Last week the Department of Labor sent out a release announcing a proposed revision to the H-2B temporary nonagricultural worker program. According to the announcement, the proposal would "ensure U.S. works receive the same level of protection and benefits as temporary foreign workers (for H-2B) . . . and to provide better access for employers with legitimate labor needs."
The highlight of the changes would be a new registration program. The Department of Labor is hoping this will allow employers to conduct market tests for new labor closer to the point at which they have a need. It would also remove contractors as users of the program.
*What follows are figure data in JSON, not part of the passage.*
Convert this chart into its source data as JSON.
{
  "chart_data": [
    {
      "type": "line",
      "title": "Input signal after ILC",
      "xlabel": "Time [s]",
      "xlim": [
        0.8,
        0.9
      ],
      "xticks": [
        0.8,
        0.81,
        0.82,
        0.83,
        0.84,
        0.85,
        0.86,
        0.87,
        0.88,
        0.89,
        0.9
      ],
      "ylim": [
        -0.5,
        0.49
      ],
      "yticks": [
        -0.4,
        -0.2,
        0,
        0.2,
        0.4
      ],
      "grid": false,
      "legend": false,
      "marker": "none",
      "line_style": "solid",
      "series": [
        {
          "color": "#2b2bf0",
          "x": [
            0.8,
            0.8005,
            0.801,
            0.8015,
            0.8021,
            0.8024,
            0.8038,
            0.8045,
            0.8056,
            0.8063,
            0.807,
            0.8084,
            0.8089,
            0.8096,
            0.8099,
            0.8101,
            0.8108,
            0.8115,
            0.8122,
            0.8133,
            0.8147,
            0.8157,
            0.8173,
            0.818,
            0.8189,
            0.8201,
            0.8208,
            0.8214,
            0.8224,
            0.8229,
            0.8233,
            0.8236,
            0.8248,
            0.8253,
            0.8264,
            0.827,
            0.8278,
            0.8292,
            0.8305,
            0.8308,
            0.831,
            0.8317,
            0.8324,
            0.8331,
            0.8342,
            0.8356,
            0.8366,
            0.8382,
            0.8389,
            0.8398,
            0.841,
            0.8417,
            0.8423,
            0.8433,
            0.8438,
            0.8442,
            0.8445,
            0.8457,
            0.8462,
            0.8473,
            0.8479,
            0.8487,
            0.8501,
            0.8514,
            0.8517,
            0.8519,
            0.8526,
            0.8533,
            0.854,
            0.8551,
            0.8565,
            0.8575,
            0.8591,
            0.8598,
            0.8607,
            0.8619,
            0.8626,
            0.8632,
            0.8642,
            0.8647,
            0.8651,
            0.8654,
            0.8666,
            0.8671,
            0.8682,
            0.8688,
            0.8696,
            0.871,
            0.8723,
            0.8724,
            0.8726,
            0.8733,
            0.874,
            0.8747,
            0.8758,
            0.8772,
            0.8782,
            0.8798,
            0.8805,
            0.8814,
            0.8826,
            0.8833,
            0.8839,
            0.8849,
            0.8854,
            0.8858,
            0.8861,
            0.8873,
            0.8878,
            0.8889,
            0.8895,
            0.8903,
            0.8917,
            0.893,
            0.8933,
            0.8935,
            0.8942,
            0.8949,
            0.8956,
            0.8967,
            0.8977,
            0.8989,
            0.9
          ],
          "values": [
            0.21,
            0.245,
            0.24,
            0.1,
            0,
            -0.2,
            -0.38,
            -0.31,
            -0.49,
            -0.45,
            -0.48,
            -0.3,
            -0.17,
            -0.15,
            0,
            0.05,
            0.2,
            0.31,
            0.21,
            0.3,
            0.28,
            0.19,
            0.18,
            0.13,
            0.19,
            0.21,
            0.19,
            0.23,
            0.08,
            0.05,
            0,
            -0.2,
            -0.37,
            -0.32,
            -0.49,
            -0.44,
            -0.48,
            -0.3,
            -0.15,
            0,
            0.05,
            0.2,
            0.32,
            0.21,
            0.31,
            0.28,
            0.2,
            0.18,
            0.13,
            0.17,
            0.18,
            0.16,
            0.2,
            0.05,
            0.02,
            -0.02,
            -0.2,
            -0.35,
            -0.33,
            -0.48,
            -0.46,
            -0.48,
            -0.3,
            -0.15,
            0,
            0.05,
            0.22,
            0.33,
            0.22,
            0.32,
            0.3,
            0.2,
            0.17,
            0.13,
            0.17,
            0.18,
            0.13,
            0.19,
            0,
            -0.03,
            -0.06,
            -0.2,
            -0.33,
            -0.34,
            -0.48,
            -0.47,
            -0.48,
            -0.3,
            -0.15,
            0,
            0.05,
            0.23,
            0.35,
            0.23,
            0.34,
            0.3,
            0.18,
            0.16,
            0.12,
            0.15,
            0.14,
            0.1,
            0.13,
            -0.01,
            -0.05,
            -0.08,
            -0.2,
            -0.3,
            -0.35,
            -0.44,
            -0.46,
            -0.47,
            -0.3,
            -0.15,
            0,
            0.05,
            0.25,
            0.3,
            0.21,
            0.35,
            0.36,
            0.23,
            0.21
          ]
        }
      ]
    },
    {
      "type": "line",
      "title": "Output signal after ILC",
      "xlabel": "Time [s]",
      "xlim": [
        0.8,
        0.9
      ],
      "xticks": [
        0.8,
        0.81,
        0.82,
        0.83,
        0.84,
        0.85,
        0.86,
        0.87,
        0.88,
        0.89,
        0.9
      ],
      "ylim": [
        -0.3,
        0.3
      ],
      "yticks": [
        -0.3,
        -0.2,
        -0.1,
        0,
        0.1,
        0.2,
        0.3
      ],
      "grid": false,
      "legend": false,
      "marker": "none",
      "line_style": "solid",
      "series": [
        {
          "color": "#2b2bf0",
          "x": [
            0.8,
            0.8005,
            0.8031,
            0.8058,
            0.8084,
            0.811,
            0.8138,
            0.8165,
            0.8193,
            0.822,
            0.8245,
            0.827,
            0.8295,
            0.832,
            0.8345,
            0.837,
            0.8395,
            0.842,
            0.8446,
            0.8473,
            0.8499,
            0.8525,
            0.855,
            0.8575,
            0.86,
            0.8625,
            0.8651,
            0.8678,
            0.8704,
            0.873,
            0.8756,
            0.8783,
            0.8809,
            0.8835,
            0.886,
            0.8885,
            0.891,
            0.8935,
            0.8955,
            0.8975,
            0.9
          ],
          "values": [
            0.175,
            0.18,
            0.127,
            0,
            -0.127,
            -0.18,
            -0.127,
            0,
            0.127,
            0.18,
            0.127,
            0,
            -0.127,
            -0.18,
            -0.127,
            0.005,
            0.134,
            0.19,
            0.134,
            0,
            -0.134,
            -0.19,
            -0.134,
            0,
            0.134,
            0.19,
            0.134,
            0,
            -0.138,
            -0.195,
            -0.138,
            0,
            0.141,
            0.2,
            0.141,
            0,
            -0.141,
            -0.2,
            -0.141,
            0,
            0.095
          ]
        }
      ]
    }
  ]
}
Other proposed changes to the program include: a national H-2B registry for all postings; requiring documentation from employers as to their U.S. employee recruitments efforts; new transparency measures related to agency agreements and foreign recruiters; the reinstatement of state workforce agencies (SWA) as experts in local labor conditions and recruitment patterns; and lengthening the amount of time during which American workers are required to be recruited.
In the statement Secretary of Labor Hilda Solis said: "As our economy continues to recover, it is important for U.S. workers to receive access to all jobs, and that the H-2B program is used as it was intended. At the same time, workers employed through the H-2B program must be treated fairly."
The H-2B program is in place so that foreign nationals can come to the United States to fill nonagricultural jobs and requires a Form I-129, Petition for Nonimmigrant Worker.
To qualify for H-2B classification an employer must establish the need for the worker is temporary, regardless of the position itself. Such positions are usually seasonal, for peak-load or a one-time occurrence. Employers also must demonstrate no U.S. workers are willing and qualified for the position and that the employment will not negatively impact salary and conditions of other U.S. workers.
The Department of Labor will be accepting written comments on the proposal until May 17. Those interested can use www.regulations.gov or send written correspondence to the DOL's Office of Policy Development and Research, Employment and Training Administration: 200 Constitution Avenue NW., Room N-5641, Washington, DC 20210.
The entire proposal can be viewed in the March 18 edition of the Federal Register.